To install and use this package we use conda package manager for `conda` packages and [Pixi](https://pixi.sh/latest/) to handle package depenedcies and virtual environements.

#### 1. Install Miniforge

**Miniforge** is the community (conda-forge) driven minimalistic `conda` installer. Subsequent package installations come thus from conda-forge channel.

This is in comparison to **Miniconda** is the Anaconda (company) driven minimalistic `conda` installer. Subsequent package installations come from the `anaconda` channels (`default` or otherwise).

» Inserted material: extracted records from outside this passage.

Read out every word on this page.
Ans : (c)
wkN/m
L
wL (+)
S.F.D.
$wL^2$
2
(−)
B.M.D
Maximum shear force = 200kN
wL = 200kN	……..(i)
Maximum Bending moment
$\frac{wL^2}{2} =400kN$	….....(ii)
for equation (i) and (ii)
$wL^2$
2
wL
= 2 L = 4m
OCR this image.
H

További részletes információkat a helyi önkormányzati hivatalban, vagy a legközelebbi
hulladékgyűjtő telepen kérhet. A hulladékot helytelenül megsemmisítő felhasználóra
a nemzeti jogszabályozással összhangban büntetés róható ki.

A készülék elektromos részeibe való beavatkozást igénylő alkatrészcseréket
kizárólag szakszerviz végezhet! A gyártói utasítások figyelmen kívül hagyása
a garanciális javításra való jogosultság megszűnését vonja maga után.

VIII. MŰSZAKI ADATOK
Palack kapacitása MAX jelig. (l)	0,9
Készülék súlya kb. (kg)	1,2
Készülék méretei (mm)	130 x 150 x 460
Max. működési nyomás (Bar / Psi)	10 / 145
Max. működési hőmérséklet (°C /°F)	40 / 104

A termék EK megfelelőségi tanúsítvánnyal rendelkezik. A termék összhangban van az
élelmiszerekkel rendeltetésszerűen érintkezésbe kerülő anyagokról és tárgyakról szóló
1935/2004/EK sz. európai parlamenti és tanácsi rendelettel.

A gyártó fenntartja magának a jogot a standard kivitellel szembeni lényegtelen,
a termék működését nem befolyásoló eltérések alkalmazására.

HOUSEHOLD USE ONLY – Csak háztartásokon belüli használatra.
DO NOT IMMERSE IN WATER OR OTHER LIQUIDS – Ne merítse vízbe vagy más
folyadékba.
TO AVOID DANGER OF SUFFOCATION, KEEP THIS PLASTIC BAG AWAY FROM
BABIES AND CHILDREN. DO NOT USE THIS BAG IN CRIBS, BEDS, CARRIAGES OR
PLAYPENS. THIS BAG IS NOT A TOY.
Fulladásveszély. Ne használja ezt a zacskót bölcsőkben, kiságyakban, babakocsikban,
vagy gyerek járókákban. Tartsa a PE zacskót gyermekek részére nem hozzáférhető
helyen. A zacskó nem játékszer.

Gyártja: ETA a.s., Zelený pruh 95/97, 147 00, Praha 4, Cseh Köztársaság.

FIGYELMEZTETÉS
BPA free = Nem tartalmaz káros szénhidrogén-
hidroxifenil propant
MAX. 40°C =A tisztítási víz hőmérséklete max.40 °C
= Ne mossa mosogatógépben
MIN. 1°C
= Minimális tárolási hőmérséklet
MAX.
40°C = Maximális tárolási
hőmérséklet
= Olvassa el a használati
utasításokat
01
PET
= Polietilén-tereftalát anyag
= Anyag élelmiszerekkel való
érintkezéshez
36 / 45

[Download here](https://github.com/conda-forge/miniforge#install)


#### 2. Install Pixi package manager

**Linux/macOS**

```bash
wget -qO- https://pixi.sh/install.sh | sh
```

**Windows (PowerShell)**

```bash
powershell -ExecutionPolicy ByPass -c "irm -useb https://pixi.sh/install.ps1 | iex"
```

#### 3. Cloning the repo

```bash
git clone https://github.com/YKK-xTechLab-Engineering/YKK-Point-Cloud.git
```

#### 4. Install dependencies and virtual environments through Pixi

```bash
pixi install
```

## Quickstart

All downloads are created via a small factory and a per-source `DownloadConfig`.

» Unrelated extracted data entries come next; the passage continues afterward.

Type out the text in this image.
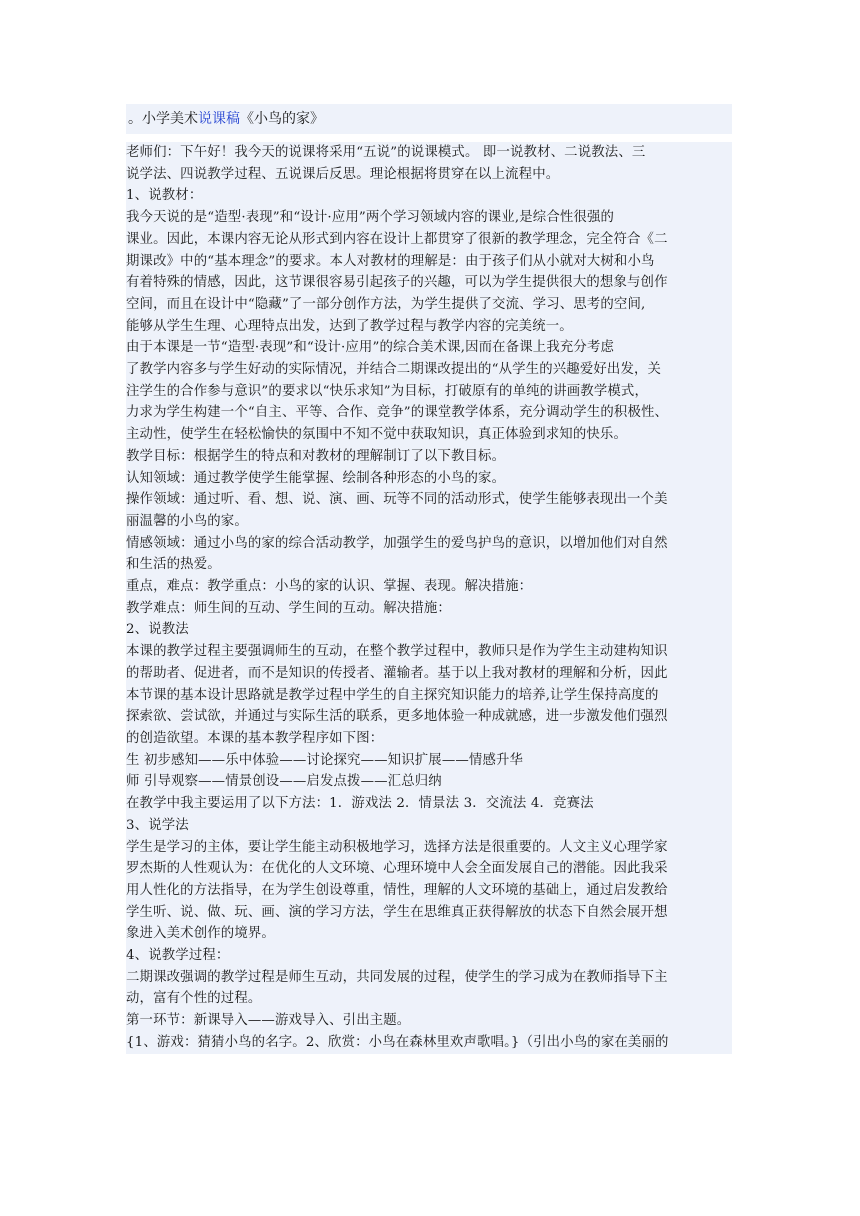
。小学美术说课稿《小鸟的家》
老师们：下午好！我今天的说课将采用“五说”的说课模式。 即一说教材、二说教法、三
说学法、四说教学过程、五说课后反思。理论根据将贯穿在以上流程中。
1、说教材：
我今天说的是“造型·表现”和“设计·应用”两个学习领域内容的课业,是综合性很强的
课业。因此，本课内容无论从形式到内容在设计上都贯穿了很新的教学理念，完全符合《二
期课改》中的“基本理念”的要求。本人对教材的理解是：由于孩子们从小就对大树和小鸟
有着特殊的情感，因此，这节课很容易引起孩子的兴趣，可以为学生提供很大的想象与创作
空间，而且在设计中“隐藏”了一部分创作方法，为学生提供了交流、学习、思考的空间,
能够从学生生理、心理特点出发，达到了教学过程与教学内容的完美统一。
由于本课是一节“造型·表现”和“设计·应用”的综合美术课,因而在备课上我充分考虑
了教学内容多与学生好动的实际情况，并结合二期课改提出的“从学生的兴趣爱好出发，关
注学生的合作参与意识”的要求以“快乐求知”为目标，打破原有的单纯的讲画教学模式，
力求为学生构建一个“自主、平等、合作、竞争”的课堂教学体系，充分调动学生的积极性、
主动性，使学生在轻松愉快的氛围中不知不觉中获取知识，真正体验到求知的快乐。
教学目标：根据学生的特点和对教材的理解制订了以下教目标。
认知领域：通过教学使学生能掌握、绘制各种形态的小鸟的家。
操作领域：通过听、看、想、说、演、画、玩等不同的活动形式，使学生能够表现出一个美
丽温馨的小鸟的家。
情感领域：通过小鸟的家的综合活动教学，加强学生的爱鸟护鸟的意识，以增加他们对自然
和生活的热爱。
重点，难点：教学重点：小鸟的家的认识、掌握、表现。解决措施：
教学难点：师生间的互动、学生间的互动。解决措施：
2、说教法
本课的教学过程主要强调师生的互动，在整个教学过程中，教师只是作为学生主动建构知识
的帮助者、促进者，而不是知识的传授者、灌输者。基于以上我对教材的理解和分析，因此
本节课的基本设计思路就是教学过程中学生的自主探究知识能力的培养,让学生保持高度的
探索欲、尝试欲，并通过与实际生活的联系，更多地体验一种成就感，进一步激发他们强烈
的创造欲望。本课的基本教学程序如下图：
生 初步感知——乐中体验——讨论探究——知识扩展——情感升华
师 引导观察——情景创设——启发点拨——汇总归纳
在教学中我主要运用了以下方法：1．游戏法 2．情景法 3．交流法 4．竞赛法
3、说学法
学生是学习的主体，要让学生能主动积极地学习，选择方法是很重要的。人文主义心理学家
罗杰斯的人性观认为：在优化的人文环境、心理环境中人会全面发展自己的潜能。因此我采
用人性化的方法指导，在为学生创设尊重，情性，理解的人文环境的基础上，通过启发教给
学生听、说、做、玩、画、演的学习方法，学生在思维真正获得解放的状态下自然会展开想
象进入美术创作的境界。
4、说教学过程：
二期课改强调的教学过程是师生互动，共同发展的过程，使学生的学习成为在教师指导下主
动，富有个性的过程。
第一环节：新课导入——游戏导入、引出主题。
{1、游戏：猜猜小鸟的名字。2、欣赏：小鸟在森林里欢声歌唱。}（引出小鸟的家在美丽的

### 1. Download the database combinded database

```python
from pathlib import Path
from crystpqdb import download

data_root = Path("./data")
db_dir = data_root / "crystpqdb"
db_dir = download(db_dir)
print("Downloaded to: {}".format(db_dir))
```

### 2. Uses the Loaders to download datasets from different sources

This package uses defines a common `BaseLoader` interface to download datasets and transform them into a unified schema.

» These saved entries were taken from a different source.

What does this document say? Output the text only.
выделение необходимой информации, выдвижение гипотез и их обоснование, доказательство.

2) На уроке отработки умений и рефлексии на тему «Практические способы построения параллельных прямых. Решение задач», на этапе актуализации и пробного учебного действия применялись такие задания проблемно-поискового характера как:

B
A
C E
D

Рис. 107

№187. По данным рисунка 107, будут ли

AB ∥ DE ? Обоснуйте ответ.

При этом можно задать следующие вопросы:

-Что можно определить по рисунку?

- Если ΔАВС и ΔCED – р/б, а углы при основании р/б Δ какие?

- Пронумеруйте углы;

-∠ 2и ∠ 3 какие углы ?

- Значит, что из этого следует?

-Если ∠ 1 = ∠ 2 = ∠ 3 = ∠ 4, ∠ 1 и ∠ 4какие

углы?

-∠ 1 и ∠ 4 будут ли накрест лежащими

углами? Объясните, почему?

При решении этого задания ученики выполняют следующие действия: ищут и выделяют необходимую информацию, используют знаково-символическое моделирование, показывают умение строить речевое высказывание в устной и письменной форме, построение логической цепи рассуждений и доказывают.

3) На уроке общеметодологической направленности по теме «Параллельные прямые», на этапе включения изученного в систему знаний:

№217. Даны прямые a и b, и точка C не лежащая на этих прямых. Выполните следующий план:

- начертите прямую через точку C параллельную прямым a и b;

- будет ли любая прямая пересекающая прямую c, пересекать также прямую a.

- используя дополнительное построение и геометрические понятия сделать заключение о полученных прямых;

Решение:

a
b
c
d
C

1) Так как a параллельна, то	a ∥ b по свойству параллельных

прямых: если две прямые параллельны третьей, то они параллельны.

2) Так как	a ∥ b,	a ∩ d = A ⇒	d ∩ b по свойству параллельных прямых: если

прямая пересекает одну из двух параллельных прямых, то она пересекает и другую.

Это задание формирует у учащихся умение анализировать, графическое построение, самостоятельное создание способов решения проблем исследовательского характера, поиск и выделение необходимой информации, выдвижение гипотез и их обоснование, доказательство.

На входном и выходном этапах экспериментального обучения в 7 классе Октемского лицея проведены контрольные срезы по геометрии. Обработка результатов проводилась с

A factory method `LoaderFactory` or `get_loader` is used to get the correct loader for a given source and dataset. The name of the source_database and source_dataset are used to get the correct loader. If you do not know the name of the source and dataset, you can use the `LoaderFactory` to list all available sources and datasets, or and error will be raised and it will list the available sources databases and datasets.

```python
import os
from crystpqdb.loaders import get_loader, LoaderConfig

# Define Configurations for the loader
config = LoaderConfig(
    api_key=os.getenv("MP_API_KEY"),
    download_from_scratch=False,
    ingest_from_scratch=True,
    transform_from_scratch=True
    )

# Get the loader
loader = get_loader("mp", "summary", data_dir=data_root, config=config)

# Run the loader
table = loader.run()
print(table.shape)
```

### 3. Loading all datasets into a single ParuqetDB

```python
import os
from pathlib import Path
from parquetdb import ParquetDB

from crystpqdb.loaders import get_loader, LoaderConfig

datasets = [
    ("alex", "3d"),
    ("alex", "2d"),
    ("alex", "1d"),
    ("mp", "summary"),
    ("materialscloud", "mc3d"),
]

for source_database, source_dataset in datasets:
    loader = get_loader(source_database, source_dataset, data_dir=data_dir)
    table = loader.run()
    pqdb.create(table, convert_to_fixed_shape=False)

table = pqdb.read(columns = ["id"])
print(table.shape)
```

> Note: This requires alot of memory (~64GB RAM) to load all the datasets into a single ParquetDB. Batch support is not yet implemented.

## Current Loaders

| Loader Class         | (source_database, source_dataset) | Working? |
|----------------------|-----------------------------------|----------|
| Alexandria1DLoader   | ("alex", "1d")                    | ✅        |
| Alexandria2DLoader   | ("alex", "2d")                    | ✅        |
| Alexandria3DLoader   | ("alex", "3d")                    | ✅        |
| MPLoader             | ("mp", "summary")                 | ✅        |
| MC3DLoader           | ("materialscloud", "mc3d")        | ✅        |
| JarvisLoader          |              | ❌        |

All listed loaders are currently implemented and functional. If you attempt to use a (source_database, source_dataset) pair not in this table, a `ValueError` will be raised and the available options will be listed.